Matthew believes his new environmental work is a response to God calling him to do what “somebody needs to do.” His new work is supported by his deep faith in a Creator God. “If we love the Creator, we have to love the Creator’s work,” he says. “And that means taking personal responsibility to care for that creation.”

So where did he begin in his efforts to become a more responsible steward of God’s creation?

“I starting keeping the Sabbath,” he says. He and his family agreed to avoid shopping on Sundays and making unnecessary trips in the car. That resulted in staying home and doing things together as a family as well as carving out time for personal reading and reflection. This method of Sabbath-keeping also drastically cut their family’s consumption of energy every Sunday.

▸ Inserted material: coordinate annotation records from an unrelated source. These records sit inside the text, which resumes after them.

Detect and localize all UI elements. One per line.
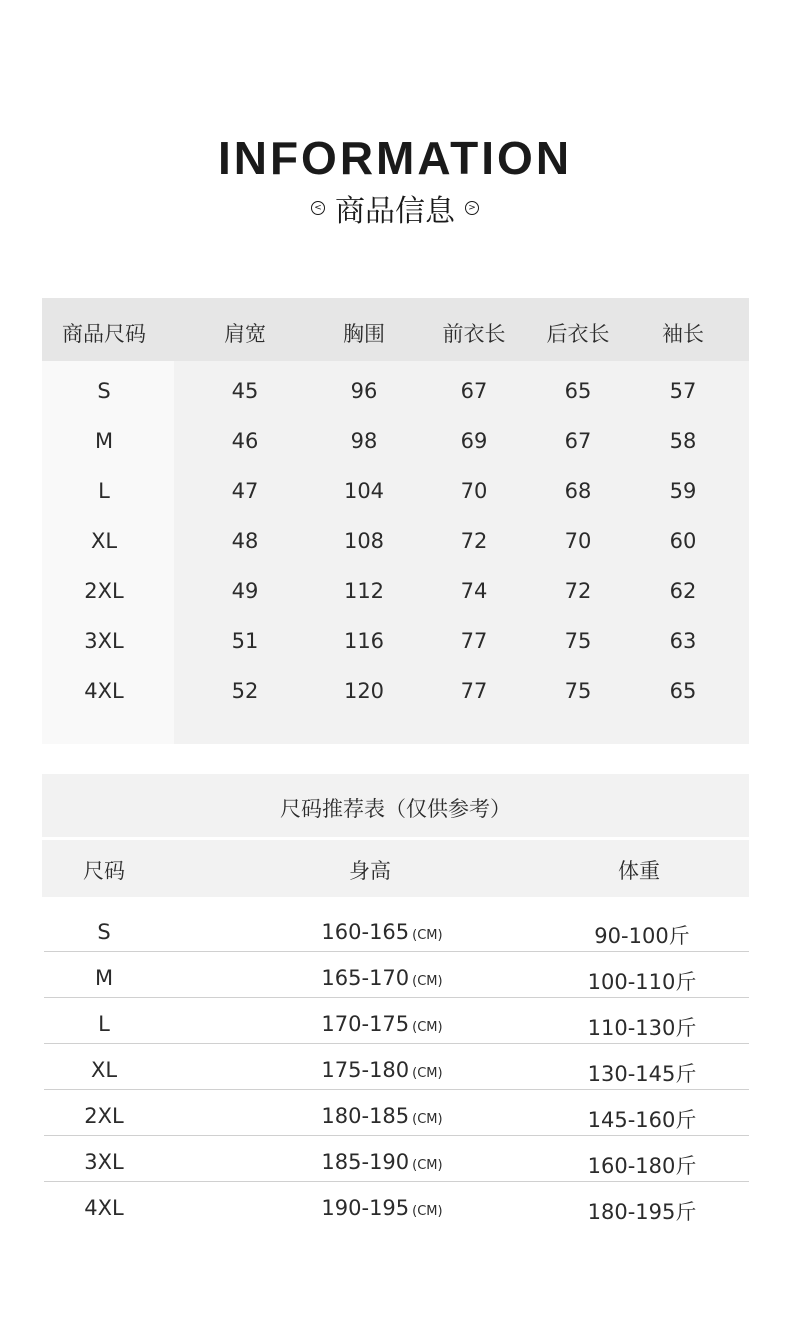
size-table-size-label: M bbox=[94, 429, 114, 453]
size-table-cell: 57 bbox=[669, 379, 697, 403]
size-table-header-cell: 肩宽 bbox=[224, 322, 266, 346]
height-value: 170-175 bbox=[321, 1012, 410, 1036]
recommend-table-height bbox=[321, 1150, 442, 1174]
recommend-table-size: S bbox=[97, 920, 111, 944]
height-unit: (CM) bbox=[412, 1112, 443, 1127]
size-table-cell: 104 bbox=[343, 479, 385, 503]
size-table-cell: 58 bbox=[669, 429, 697, 453]
size-table-cell: 51 bbox=[231, 629, 259, 653]
page-subtitle-row bbox=[0, 188, 790, 228]
size-table bbox=[42, 298, 749, 744]
size-table-size-label: XL bbox=[90, 529, 118, 553]
row-divider bbox=[44, 1135, 749, 1136]
height-value: 180-185 bbox=[321, 1104, 410, 1128]
circle-left-arrow-icon: < bbox=[311, 201, 325, 215]
size-table-cell: 116 bbox=[343, 629, 385, 653]
recommend-table-weight: 180-195斤 bbox=[587, 1200, 697, 1224]
size-table-cell: 47 bbox=[231, 479, 259, 503]
recommend-table-header-cell: 体重 bbox=[618, 859, 660, 883]
recommend-table-height bbox=[321, 1058, 442, 1082]
circle-right-arrow-icon: > bbox=[465, 201, 479, 215]
row-divider bbox=[44, 951, 749, 952]
size-table-cell: 60 bbox=[669, 529, 697, 553]
size-table-cell: 72 bbox=[460, 529, 488, 553]
recommend-table-weight: 110-130斤 bbox=[587, 1016, 697, 1040]
height-unit: (CM) bbox=[412, 974, 443, 989]
recommend-table-header-cell: 尺码 bbox=[83, 859, 125, 883]
size-table-cell: 75 bbox=[564, 629, 592, 653]
row-divider bbox=[44, 1181, 749, 1182]
size-table-cell: 98 bbox=[350, 429, 378, 453]
recommend-table-height bbox=[321, 1012, 442, 1036]
size-table-cell: 65 bbox=[564, 379, 592, 403]
height-unit: (CM) bbox=[412, 1066, 443, 1081]
height-value: 190-195 bbox=[321, 1196, 410, 1220]
height-value: 185-190 bbox=[321, 1150, 410, 1174]
recommend-table-weight: 160-180斤 bbox=[587, 1154, 697, 1178]
recommend-table-size: 2XL bbox=[84, 1104, 124, 1128]
height-value: 165-170 bbox=[321, 966, 410, 990]
height-unit: (CM) bbox=[412, 1020, 443, 1035]
recommend-table-title-bar bbox=[42, 774, 749, 837]
size-table-size-label: 4XL bbox=[84, 679, 124, 703]
size-table-cell: 70 bbox=[460, 479, 488, 503]
height-unit: (CM) bbox=[412, 928, 443, 943]
size-table-cell: 77 bbox=[460, 679, 488, 703]
size-table-header-cell: 前衣长 bbox=[442, 322, 506, 346]
size-table-cell: 69 bbox=[460, 429, 488, 453]
page-title: INFORMATION bbox=[217, 132, 573, 184]
recommend-table-weight: 90-100斤 bbox=[594, 924, 690, 948]
recommend-table-weight: 100-110斤 bbox=[587, 970, 697, 994]
size-table-header bbox=[42, 298, 749, 361]
size-table-size-label: 3XL bbox=[84, 629, 124, 653]
size-table-cell: 45 bbox=[231, 379, 259, 403]
height-unit: (CM) bbox=[412, 1204, 443, 1219]
height-unit: (CM) bbox=[412, 1158, 443, 1173]
size-table-cell: 67 bbox=[564, 429, 592, 453]
size-table-cell: 108 bbox=[343, 529, 385, 553]
size-table-cell: 70 bbox=[564, 529, 592, 553]
size-table-header-cell: 袖长 bbox=[662, 322, 704, 346]
page-subtitle: 商品信息 bbox=[335, 194, 455, 229]
size-table-cell: 59 bbox=[669, 479, 697, 503]
recommend-table-title: 尺码推荐表（仅供参考） bbox=[280, 797, 511, 821]
size-table-cell: 49 bbox=[231, 579, 259, 603]
height-value: 160-165 bbox=[321, 920, 410, 944]
recommend-table-weight: 130-145斤 bbox=[587, 1062, 697, 1086]
size-table-cell: 120 bbox=[343, 679, 385, 703]
size-table-cell: 77 bbox=[460, 629, 488, 653]
size-table-cell: 46 bbox=[231, 429, 259, 453]
recommend-table-size: M bbox=[94, 966, 114, 990]
size-table-cell: 68 bbox=[564, 479, 592, 503]
recommend-table-height bbox=[321, 966, 442, 990]
size-table-header-cell: 商品尺码 bbox=[62, 322, 146, 346]
size-table-cell: 112 bbox=[343, 579, 385, 603]
size-table-header-cell: 后衣长 bbox=[546, 322, 610, 346]
size-table-size-label: S bbox=[97, 379, 111, 403]
size-table-cell: 67 bbox=[460, 379, 488, 403]
size-table-cell: 62 bbox=[669, 579, 697, 603]
row-divider bbox=[44, 1089, 749, 1090]
size-table-cell: 65 bbox=[669, 679, 697, 703]
recommend-table-height bbox=[321, 1196, 442, 1220]
size-table-size-label: L bbox=[98, 479, 110, 503]
height-value: 175-180 bbox=[321, 1058, 410, 1082]
size-table-cell: 48 bbox=[231, 529, 259, 553]
row-divider bbox=[44, 997, 749, 998]
recommend-table-height bbox=[321, 920, 442, 944]
size-table-cell: 96 bbox=[350, 379, 378, 403]
recommend-table-size: 4XL bbox=[84, 1196, 124, 1220]
recommend-table-size: L bbox=[98, 1012, 110, 1036]
size-table-cell: 74 bbox=[460, 579, 488, 603]
size-table-cell: 52 bbox=[231, 679, 259, 703]
size-table-header-cell: 胸围 bbox=[343, 322, 385, 346]
size-table-cell: 72 bbox=[564, 579, 592, 603]
recommend-table-size: XL bbox=[90, 1058, 118, 1082]
row-divider bbox=[44, 1043, 749, 1044]
size-table-size-label: 2XL bbox=[84, 579, 124, 603]
recommend-table-size: 3XL bbox=[84, 1150, 124, 1174]
size-table-cell: 63 bbox=[669, 629, 697, 653]
size-table-cell: 75 bbox=[564, 679, 592, 703]
recommend-table-height bbox=[321, 1104, 442, 1128]
recommend-table-weight: 145-160斤 bbox=[587, 1108, 697, 1132]
recommend-table-header-cell: 身高 bbox=[349, 859, 391, 883]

If all families “kept the Sabbath” in a similar manner, Matthew says, we would use 14 percent less electricity as a country—and improve the quality of our lives!

When the Sleeths began their lifestyle change six years ago, their children were 13 and 10, and were typical “spoiled doctor’s kids,” he says. How did they react to the changes?

They eventually got on board, he says, because “we explained that what we were doing was really for them and for their generation—not for us.” And his daughter, Emma, now 16, has authored a book of her own to be published in spring 2008 by Zondervan. It details what it was like being part of a family that moved from an upper-middle-class lifestyle to one that is more sustainable in terms of its demands on the ecosystem.

Part of this changed lifestyle has meant that the Sleeths moved from New England to Wilmore, Kentucky, in August 2006. This is the location of Asbury College, the Evangelical school that son Clark was then entering and that Emma was intending to enter. When they counted up the carbon impact of transporting the children back and forth to a distant college, they decided to move close to the college.

Matthew was one of the signers of “Climate Change: An Evangelical Call to Action,” issued by the Evangelical Climate Change Initiative in 2006. This strongly worded statement raised many eyebrows inside and outside the Evangelical community. It challenged the stereotype that only religious liberals are concerned about the environment.

Why does he think that the media—like the PBS film crew that followed him on the mountaintop removal tour last spring—are so eager to interview him and other Evangelicals on their environmental concerns and commitments?

“Because Evangelical churches—unlike some of the more mainline groups—are very strong and growing,” he says, “and their political and financial influence is recognized. If this group embraces environmental issues, lots of dominoes will fall.”

But, in the end, he says, “The future doesn’t care about our words—only our actions.”

Karen Hurley is a freelance writer and the director of development for 4C for Children in Cincinnati, Ohio. She says participating in this tour has motivated her to reduce her family’s carbon footprint and consumption of electricity from coal.